The Waste of Inappropriate Processing


Inappropriate processing refers to the waste of "using a hammer to crack a nut". Thinking in terms of one big machine instead of several smaller ones discourages operator "ownership", leads to pressure to run the machine as often as possible rather than only when needed, and encourages general purpose machines that may not be ideal for the need at hand. It also leads to poor layout, which as we have seen in the previous section, leads to extra transportation and poor communication. So the ideal is to use the smallest machine, capable of producing the required quality, distributed to the points of use.

Inappropriate processing also refers to machines and processes that are not quality capable. In other words, a process that cannot help but make defects.

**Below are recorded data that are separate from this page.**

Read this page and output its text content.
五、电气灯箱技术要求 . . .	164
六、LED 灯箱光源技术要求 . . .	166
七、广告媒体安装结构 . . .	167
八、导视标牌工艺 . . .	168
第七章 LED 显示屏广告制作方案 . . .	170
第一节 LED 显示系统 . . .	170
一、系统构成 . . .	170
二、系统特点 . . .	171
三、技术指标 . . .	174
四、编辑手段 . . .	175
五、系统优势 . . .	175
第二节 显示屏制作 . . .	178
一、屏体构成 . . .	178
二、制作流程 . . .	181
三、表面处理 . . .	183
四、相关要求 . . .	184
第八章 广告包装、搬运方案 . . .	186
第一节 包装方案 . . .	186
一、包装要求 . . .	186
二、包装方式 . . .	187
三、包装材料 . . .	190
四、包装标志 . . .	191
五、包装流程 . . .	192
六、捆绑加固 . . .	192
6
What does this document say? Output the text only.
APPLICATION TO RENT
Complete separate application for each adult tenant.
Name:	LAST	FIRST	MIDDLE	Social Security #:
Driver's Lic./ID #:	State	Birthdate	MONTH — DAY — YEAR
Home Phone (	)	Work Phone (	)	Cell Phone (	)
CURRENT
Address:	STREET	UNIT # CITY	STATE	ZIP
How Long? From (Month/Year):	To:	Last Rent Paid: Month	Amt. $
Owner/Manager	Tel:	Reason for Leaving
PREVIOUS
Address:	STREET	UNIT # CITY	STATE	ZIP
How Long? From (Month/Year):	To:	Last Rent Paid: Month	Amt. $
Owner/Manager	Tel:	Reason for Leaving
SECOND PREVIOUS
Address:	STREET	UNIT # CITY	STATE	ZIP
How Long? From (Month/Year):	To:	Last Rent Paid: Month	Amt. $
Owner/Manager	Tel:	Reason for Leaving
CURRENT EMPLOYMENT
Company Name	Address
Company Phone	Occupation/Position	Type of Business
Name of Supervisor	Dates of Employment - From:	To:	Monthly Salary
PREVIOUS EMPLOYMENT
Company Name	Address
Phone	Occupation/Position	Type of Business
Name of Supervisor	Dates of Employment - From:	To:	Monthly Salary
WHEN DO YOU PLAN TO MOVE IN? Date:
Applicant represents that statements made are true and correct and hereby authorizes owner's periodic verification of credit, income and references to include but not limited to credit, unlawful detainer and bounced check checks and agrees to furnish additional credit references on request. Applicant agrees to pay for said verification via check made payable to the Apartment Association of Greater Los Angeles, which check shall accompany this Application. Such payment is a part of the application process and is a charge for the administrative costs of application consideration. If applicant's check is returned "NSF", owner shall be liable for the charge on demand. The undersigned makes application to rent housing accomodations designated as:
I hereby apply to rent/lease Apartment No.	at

In general, a capable process requires having the correct methods, training, and tools, as well as having the required standards, clearly known. The ideal is to have machines with available capacity exactly matched to demand.

Note that it is important to take the longer-term view. Buying that large machining centre may just jeopardise the possibility of cells for many years to come. Think "small is beautiful". Smaller machines avoid bottlenecks, improve flow lengths, perhaps are more simple, can be maintained at different times (instead of affecting the whole plant), and may improve cashflow and keep up with technology (buying one small machine per year, instead of one big machine every five years).

Examples: variation between operators, variation from standard, having to use a "fast" machine shared between several lines.